OpenAI’s annual revenue run rate has grown at a 250% annual rate over the past two years to roughly $20 billion, and Anthropic’s revenue has grown 850% over the past two years to a $9 billion run rate. New specialized startups like Curser, Harvey, Open Evidence, and Sierra found it in the past three years are hitting milestones of 100 million or even a billion in Annual Recurring Revenue (ARR).

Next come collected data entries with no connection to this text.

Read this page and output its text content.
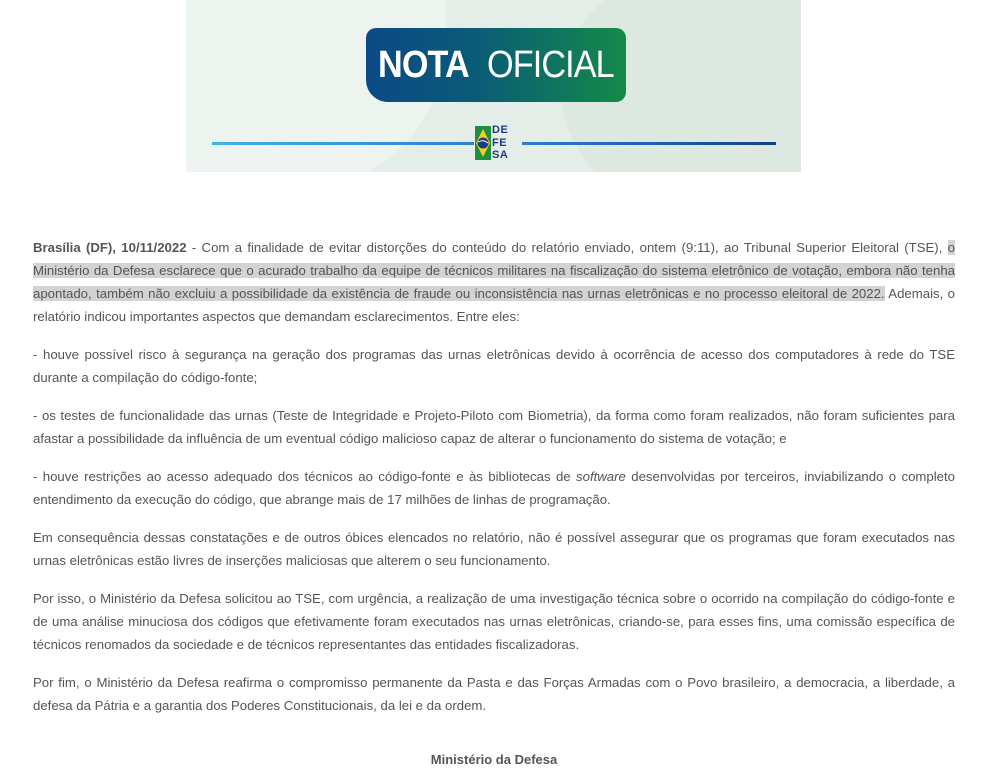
NOTA OFICIAL
DE
FE
SA

Brasília (DF), 10/11/2022 - Com a finalidade de evitar distorções do conteúdo do relatório enviado, ontem (9:11), ao Tribunal Superior Eleitoral (TSE), o Ministério da Defesa esclarece que o acurado trabalho da equipe de técnicos militares na fiscalização do sistema eletrônico de votação, embora não tenha apontado, também não excluiu a possibilidade da existência de fraude ou inconsistência nas urnas eletrônicas e no processo eleitoral de 2022. Ademais, o relatório indicou importantes aspectos que demandam esclarecimentos. Entre eles:

- houve possível risco à segurança na geração dos programas das urnas eletrônicas devido à ocorrência de acesso dos computadores à rede do TSE durante a compilação do código-fonte;

- os testes de funcionalidade das urnas (Teste de Integridade e Projeto-Piloto com Biometria), da forma como foram realizados, não foram suficientes para afastar a possibilidade da influência de um eventual código malicioso capaz de alterar o funcionamento do sistema de votação; e

- houve restrições ao acesso adequado dos técnicos ao código-fonte e às bibliotecas de software desenvolvidas por terceiros, inviabilizando o completo entendimento da execução do código, que abrange mais de 17 milhões de linhas de programação.

Em consequência dessas constatações e de outros óbices elencados no relatório, não é possível assegurar que os programas que foram executados nas urnas eletrônicas estão livres de inserções maliciosas que alterem o seu funcionamento.

Por isso, o Ministério da Defesa solicitou ao TSE, com urgência, a realização de uma investigação técnica sobre o ocorrido na compilação do código-fonte e de uma análise minuciosa dos códigos que efetivamente foram executados nas urnas eletrônicas, criando-se, para esses fins, uma comissão específica de técnicos renomados da sociedade e de técnicos representantes das entidades fiscalizadoras.

Por fim, o Ministério da Defesa reafirma o compromisso permanente da Pasta e das Forças Armadas com o Povo brasileiro, a democracia, a liberdade, a defesa da Pátria e a garantia dos Poderes Constitucionais, da lei e da ordem.

Ministério da Defesa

We believe these trends will accelerate software spend growth to between 19% and 56% depending on how aggressively enterprises adopt AI. At the midpoint, this would imply roughly similar levels of software spend growth seen during the pandemic with spend scaling to $3 trillion in the case of modest investment in AI or almost 7 trillion in the event of accelerated investment. To put this amount of spend in context, the global number of knowledge workers has historically grown at roughly 6% annually from 2011 to 2023. Assuming steady continued wage growth, this trend implies that enterprise spend on knowledge worker wages could continue to scale from about $30 trillion estimated today to over $45 trillion by 2030. In the event of an accelerated adoption of AI, we think some of that large potential increase in labor spend would flow through to automation software instead, resulting in that annual 7 trillion of global spend on software. In that accelerated scenario, we still assume over 3% growth in knowledge worker employment. So, it is assuming some offsetting of labor market growth in a strongly growing economy.

In summary, as costs fall and performance scales, we’re seeing more and more enterprises and knowledge workers automating portions of their workloads. We think that their investments in these automations are going to scale significantly as more performance gains are unlocked, eventually driving trillions of dollars of investment in not only software but also AI platforms and infrastructure.